Desconfortavelmente, Heiden continua. “Você não precisa administrar a Fundação, Dr. Bright. Você não é Atlas - nenhum ser humano é. Confie que há pessoas que podem fazer o trabalho. Durante seu tempo aqui, você pode assegurar muitos deles. Mas não é a responsabilidade de um homem salvar o mundo.”

“O que mais eu tenho? Se eu sair, eles vão me marcar como um SCP e esconder 963 onde levará muito tempo para alguém encontrá-lo.” E ele sabe que alguém eventualmente o irá. Faz parte da maldição.

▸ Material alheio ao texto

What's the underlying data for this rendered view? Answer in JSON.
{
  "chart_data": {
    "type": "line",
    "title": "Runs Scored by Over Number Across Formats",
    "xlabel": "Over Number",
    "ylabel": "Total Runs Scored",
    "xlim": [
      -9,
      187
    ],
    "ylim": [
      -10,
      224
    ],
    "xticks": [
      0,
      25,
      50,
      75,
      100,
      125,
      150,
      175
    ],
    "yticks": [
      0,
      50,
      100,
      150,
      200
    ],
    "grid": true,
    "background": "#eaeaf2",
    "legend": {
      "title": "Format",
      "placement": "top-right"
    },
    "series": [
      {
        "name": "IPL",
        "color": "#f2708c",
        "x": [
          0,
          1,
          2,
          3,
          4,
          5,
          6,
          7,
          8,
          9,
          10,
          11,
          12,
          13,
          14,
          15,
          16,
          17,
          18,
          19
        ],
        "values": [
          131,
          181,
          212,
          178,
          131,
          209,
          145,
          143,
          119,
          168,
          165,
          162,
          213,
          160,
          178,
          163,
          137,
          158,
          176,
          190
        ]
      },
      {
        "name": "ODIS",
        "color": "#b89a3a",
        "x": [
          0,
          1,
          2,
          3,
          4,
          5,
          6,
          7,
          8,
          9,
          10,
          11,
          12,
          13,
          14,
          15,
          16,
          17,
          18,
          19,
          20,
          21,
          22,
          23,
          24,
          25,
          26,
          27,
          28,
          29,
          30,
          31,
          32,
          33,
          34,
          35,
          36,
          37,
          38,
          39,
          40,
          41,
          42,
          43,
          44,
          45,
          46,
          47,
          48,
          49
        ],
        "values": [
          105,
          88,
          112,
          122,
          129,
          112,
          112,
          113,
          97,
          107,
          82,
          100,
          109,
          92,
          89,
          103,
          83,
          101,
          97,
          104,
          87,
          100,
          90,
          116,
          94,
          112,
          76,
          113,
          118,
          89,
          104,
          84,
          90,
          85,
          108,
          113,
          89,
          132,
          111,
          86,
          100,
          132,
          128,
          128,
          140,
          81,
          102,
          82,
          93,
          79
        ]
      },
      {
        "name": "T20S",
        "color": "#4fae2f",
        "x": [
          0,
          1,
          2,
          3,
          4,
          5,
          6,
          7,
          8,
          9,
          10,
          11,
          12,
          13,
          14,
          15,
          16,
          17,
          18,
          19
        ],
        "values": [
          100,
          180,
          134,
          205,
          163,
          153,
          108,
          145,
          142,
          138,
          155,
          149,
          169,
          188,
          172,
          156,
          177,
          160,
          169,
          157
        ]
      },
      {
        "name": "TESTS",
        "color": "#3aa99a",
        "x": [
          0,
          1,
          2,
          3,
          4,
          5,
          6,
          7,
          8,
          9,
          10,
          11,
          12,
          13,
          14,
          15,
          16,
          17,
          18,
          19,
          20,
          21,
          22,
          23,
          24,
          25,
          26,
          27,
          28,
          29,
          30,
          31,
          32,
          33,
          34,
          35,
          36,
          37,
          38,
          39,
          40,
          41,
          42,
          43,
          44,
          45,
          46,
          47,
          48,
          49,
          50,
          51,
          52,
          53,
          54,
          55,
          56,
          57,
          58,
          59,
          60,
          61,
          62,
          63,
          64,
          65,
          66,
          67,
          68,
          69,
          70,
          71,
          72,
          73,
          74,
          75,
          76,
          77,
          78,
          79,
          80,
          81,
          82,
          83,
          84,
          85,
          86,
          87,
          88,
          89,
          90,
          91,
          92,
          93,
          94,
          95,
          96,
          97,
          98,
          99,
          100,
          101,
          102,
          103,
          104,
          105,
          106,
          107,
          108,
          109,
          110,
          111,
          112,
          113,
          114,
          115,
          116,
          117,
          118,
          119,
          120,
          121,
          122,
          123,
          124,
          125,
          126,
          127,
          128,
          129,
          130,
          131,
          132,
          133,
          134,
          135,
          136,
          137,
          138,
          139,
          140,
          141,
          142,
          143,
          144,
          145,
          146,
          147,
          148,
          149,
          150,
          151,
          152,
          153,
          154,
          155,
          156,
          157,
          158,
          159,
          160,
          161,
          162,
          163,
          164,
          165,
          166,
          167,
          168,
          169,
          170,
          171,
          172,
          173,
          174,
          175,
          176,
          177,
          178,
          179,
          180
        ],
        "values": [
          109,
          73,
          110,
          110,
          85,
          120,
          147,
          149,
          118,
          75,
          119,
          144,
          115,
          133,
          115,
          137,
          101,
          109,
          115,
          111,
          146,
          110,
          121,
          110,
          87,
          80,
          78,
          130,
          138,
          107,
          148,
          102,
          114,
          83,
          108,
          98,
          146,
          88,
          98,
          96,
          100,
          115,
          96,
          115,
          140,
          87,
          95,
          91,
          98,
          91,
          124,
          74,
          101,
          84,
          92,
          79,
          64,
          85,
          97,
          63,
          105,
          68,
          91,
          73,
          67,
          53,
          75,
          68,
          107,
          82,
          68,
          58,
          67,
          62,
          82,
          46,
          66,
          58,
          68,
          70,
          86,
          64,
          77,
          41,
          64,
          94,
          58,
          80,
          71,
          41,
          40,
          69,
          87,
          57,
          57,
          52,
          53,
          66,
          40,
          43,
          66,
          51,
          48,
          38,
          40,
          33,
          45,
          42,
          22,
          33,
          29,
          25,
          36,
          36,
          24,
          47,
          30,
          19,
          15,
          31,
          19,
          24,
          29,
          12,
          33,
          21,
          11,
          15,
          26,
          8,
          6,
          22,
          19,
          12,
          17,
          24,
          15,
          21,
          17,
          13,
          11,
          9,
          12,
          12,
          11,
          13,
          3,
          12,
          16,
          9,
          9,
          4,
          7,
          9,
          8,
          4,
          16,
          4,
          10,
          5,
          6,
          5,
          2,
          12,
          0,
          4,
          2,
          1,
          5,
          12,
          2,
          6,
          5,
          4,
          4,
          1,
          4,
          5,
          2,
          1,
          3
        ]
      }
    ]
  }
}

“Você acha que posso viver uma vida normal? Não posso nem ter meus próprios filhos, apenas aqueles de qualquer corpo que eu use. Porra, quando se trata de sexo, você sabe como é difícil ter algo tocando em você, mas nunca seu parceiro, nem por um segundo? As posições ficam selvagens o suficiente para eu ter que pagar por elas. A Fundação é minha vida. E eu vou fazê-la ser magnífica.” Bright sorri. Um que não é nem um pouco reconfortante.

“Você… você realmente não consegue se livrar disso, não é?” Heiden faz uma pausa apenas por um momento. “Eu, ah… minhas condolências a você, senhor.” Heiden não sabe o que dizer. Ele se sente um idiota.

“Nunca.” Bright levanta o controle remoto. “Terminamos?”

“Acredito que sim, senhor.” A cabeça de Heiden está baixa.

Bright aperta o botão e tudo volta à vida. “Dispensado. Não fique pensando muito nisso, Heiden. Tenho grandes planos para você.”

Heiden se levanta, sua postura se endireitando enquanto ele olha para frente. “Sim senhor.” Ele se vira e sai da sala.

E Jack Bright o observa sair pela porta, com um sorriso cada vez maior. “Planos tão grandes.”